(TNS) — Alicia Keys accompanied Usher during the halftime show for a surprise performance of Keys’s “If I Ain’t Got You” and their hit “My Boo.”
And while publications such as the Associated Press lauded this as “the ideal halftime” performance, Keys’s part has sparked a discussion surrounding what people can and can’t trust online,.
On a thread posted to X on Monday afternoon, T. Becket Adams — a reporter and columnist who’s written for publications such as The Hill — published the video of Keys opening her performance.
“Everyone who watched the Superbowl halftime show last night heard Alicia Keys hit a sour note in her opening appearance,” wrote Adams. “Everyone heard it.”
Continues he: “However, the version of the show hosted on the NFL’s official YouTube page has the audio cleaned up to remove Keys’s sour notes.
“Bootleg clips containing the original, authentic audio are being scrubbed from YouTube at a breakneck pace.”

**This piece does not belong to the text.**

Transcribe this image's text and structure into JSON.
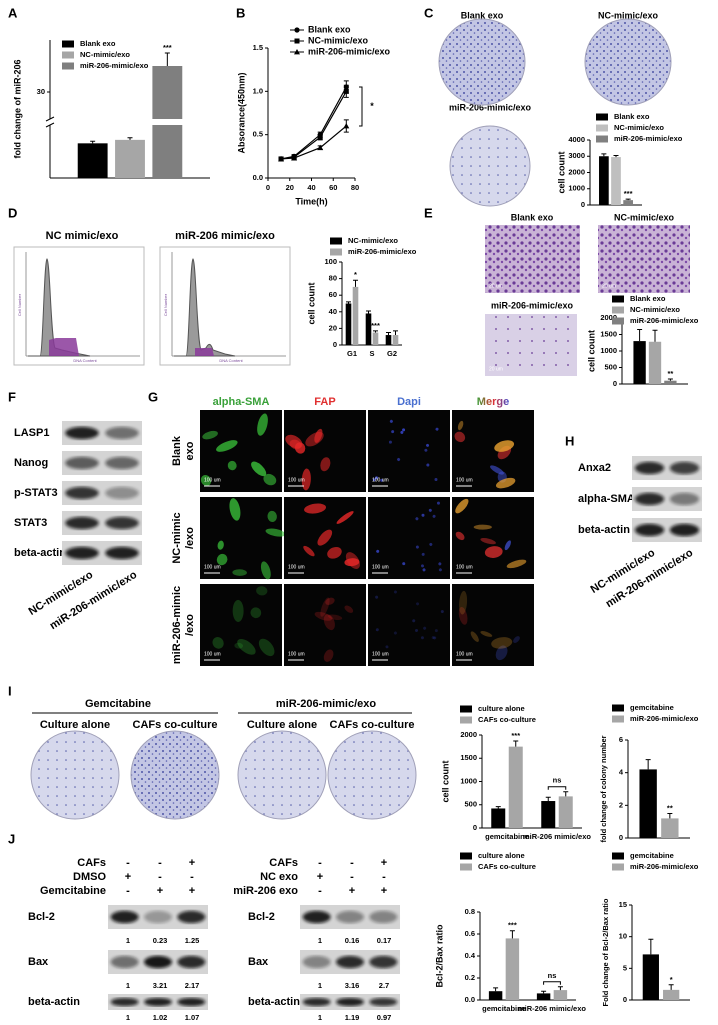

“This isn’t a giant conspiracy” either, to borrow Adams’s words: Publications such as The Hollywood Reporter have confirmed that Keys’s voice was pitch-corrected in an altered version while the original is “missing from the official recording.”
People swarmed to Adams’s thread contributing to a discussion of mega-corporations such as YouTube quietly changing media, and what that may mean for trust in establishment and the “factual record,” as Adams calls it.
“The point isn’t …Keys’s performance (honestly, good on her for going live),” continues Adams. “The point is that the CONSTANT unannounced tweaks and edits are an unnecessary strain on our memories & recollections.
“Keep it up and soon people won’t trust ‘anything’ they see online.”